Why is riding in a cab with an open containers a cultural practice that defines our values system? Why do we have to draw a line on this?

David said...

Duck: I haven't seen anywhere that this policy is limited to open containers.

I don't disagree that, within limits, business owners should have latitude to set the rules for whom they will do business with. But there are a lot of limits imposed by the government. In particular, cabs are supposed to be common carriers, who take anyone who needs their services. Famously, cabs can't even refuse to go into certain neighborhoods where there chances of being robbed are greater.

Hey Skipper said...

IIRC, in connection with this story I read of a Muslim cabbie who refused to transport a blind woman.

Because of her guide dog.

If this isn't justifiable, then neither is declining to carry someone possessing a closed container.

Anonymous said...

Geez, Skipper, of course it can be. You just posted a long argument on the DD about how you can use reason to construct ethics without faith and here you are unable to distinguish between a religiously prohibited vice and visceral aversion to the handicapped. There isn't one person out of a thousand on the street who wouldn't see that difference instantly, both categorically and compassionately.

However, if you posited a blind women with a guide pig, that would one to give the sages migraines.

Hey Skipper said...

Peter:

They are both religiously prohibited.

So, tell me, how, using a faith based argument, do you distinguish between the two?

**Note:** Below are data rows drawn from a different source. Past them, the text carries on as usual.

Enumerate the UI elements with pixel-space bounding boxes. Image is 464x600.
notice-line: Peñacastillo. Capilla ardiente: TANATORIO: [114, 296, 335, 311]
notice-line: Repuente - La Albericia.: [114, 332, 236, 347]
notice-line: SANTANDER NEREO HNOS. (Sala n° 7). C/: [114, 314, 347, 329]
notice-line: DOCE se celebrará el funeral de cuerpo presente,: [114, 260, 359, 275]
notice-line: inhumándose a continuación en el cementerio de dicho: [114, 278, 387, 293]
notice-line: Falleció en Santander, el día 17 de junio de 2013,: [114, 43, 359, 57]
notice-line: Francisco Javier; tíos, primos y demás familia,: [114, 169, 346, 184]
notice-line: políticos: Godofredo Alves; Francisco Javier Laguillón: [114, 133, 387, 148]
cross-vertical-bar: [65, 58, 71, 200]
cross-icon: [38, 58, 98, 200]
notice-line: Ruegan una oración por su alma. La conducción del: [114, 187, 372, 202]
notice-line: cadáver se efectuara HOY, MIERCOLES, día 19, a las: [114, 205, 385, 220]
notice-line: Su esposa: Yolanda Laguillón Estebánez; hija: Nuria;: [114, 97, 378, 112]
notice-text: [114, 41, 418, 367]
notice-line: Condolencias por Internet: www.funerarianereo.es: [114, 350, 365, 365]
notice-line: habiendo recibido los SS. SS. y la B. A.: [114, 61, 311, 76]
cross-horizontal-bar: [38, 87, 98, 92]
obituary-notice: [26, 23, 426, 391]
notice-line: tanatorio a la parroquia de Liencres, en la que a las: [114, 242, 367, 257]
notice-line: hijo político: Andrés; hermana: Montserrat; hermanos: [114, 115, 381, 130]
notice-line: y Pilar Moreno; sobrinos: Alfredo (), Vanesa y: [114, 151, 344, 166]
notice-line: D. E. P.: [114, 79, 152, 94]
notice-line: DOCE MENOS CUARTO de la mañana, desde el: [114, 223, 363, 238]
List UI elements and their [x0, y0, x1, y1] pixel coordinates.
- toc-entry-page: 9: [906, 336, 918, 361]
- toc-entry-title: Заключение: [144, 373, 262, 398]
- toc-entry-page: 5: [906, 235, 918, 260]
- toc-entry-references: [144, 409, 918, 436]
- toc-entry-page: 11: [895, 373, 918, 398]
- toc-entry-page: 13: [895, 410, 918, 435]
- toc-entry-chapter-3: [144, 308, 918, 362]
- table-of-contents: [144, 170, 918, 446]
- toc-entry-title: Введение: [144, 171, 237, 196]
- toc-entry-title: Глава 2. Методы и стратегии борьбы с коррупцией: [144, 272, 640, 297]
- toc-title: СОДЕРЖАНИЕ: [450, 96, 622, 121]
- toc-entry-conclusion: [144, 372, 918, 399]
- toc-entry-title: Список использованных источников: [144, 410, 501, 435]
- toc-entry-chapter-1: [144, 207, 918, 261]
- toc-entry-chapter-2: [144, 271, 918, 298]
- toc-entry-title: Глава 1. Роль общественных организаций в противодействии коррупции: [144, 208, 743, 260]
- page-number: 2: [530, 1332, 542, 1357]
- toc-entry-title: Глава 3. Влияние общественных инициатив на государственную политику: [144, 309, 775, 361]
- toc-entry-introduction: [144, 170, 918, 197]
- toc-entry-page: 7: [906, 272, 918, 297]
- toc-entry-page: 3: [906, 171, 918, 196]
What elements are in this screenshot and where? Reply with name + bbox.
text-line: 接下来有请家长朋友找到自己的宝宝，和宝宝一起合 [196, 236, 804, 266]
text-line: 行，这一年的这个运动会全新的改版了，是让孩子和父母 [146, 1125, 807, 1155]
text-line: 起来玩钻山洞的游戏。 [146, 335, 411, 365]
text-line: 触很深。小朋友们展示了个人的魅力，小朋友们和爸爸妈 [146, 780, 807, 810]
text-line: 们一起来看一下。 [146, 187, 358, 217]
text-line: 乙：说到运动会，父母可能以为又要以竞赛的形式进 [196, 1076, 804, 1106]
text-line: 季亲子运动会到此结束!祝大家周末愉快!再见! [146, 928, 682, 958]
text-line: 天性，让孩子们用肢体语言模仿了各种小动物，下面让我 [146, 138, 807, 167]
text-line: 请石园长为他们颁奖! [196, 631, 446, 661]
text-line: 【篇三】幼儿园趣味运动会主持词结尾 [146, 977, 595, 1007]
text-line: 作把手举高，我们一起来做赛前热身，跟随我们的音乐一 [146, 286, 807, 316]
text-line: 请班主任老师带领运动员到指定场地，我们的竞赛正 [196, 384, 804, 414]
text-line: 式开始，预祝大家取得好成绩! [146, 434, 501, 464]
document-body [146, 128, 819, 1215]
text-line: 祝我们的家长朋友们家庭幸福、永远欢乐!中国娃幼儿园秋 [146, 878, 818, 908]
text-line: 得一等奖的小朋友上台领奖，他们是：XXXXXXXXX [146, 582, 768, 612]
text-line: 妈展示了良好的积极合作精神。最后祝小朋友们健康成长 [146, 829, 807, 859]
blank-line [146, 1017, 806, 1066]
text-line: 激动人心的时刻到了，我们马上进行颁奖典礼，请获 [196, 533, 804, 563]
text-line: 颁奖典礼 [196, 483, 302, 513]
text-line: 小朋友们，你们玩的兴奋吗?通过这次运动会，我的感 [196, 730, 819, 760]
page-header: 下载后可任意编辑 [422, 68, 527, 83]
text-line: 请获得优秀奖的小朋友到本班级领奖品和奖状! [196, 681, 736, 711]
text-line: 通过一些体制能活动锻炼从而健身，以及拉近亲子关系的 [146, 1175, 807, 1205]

And why does the cabbie get to impose his religion upon a passenger?

If you go there, then you open the door to any non-Muslim cabbie to decline to transport Muslims, due to some distaste for a religion happy with forced conversion.

Anonymous said...

I guess you got me, Skipper. I've been trying to google the Vatican sites to find the part about taxi regulations in their statements on interfaith diologue, but I've drawn a blank.

Only you would see this as imposing a religion on you. Tell us, do you demand glasses of milk with your smoked meat in kosher delis?

Can you link us to the authority for the proposition that Islam prohibits guide dogs?

Unknown said...

OK, so I read the actual story. These are closed containers that passengers pick up at the duty free shop. I was under the impression that people had open containers in the cab.

This from Volokh:
"The observant drivers object only to transporting openly displayed alcohol, said Ali Culed, a Somali Muslim who's been driving an airport cab for eight years. They won't search passengers or quiz them about what's in their bags."

This is a problem that can very easily be solved. I'm curious as to the passengers that are calling cabs with armfuls of liquor bottles. How often does this happen? How much booze are these people hauling in from duty free? Can't they find a convenient way to stow their purchases?

I never understood the whole duty free appeal. How much do you save, and who drinks that much to make saving on duties an economic concern?

Hey Skipper said...

Peter:

Here's your link.

I have a religious prohibition against carrying those whose religion requires them to kill me.

Do I get to bump them off my plane?

If not, why not?

After all, in the realm of objective morality, it would seem to this blinkered materialist that questions of murder rather outweigh those of vintage.

You just posted a long argument on the DD about how you can use reason to construct ethics without faith ...

Either I was even more than usually incoherent, or you completely missed the boat.

I'm going to go with the second option, as I am pretty sure the word "ethics" doesn't make an appearance.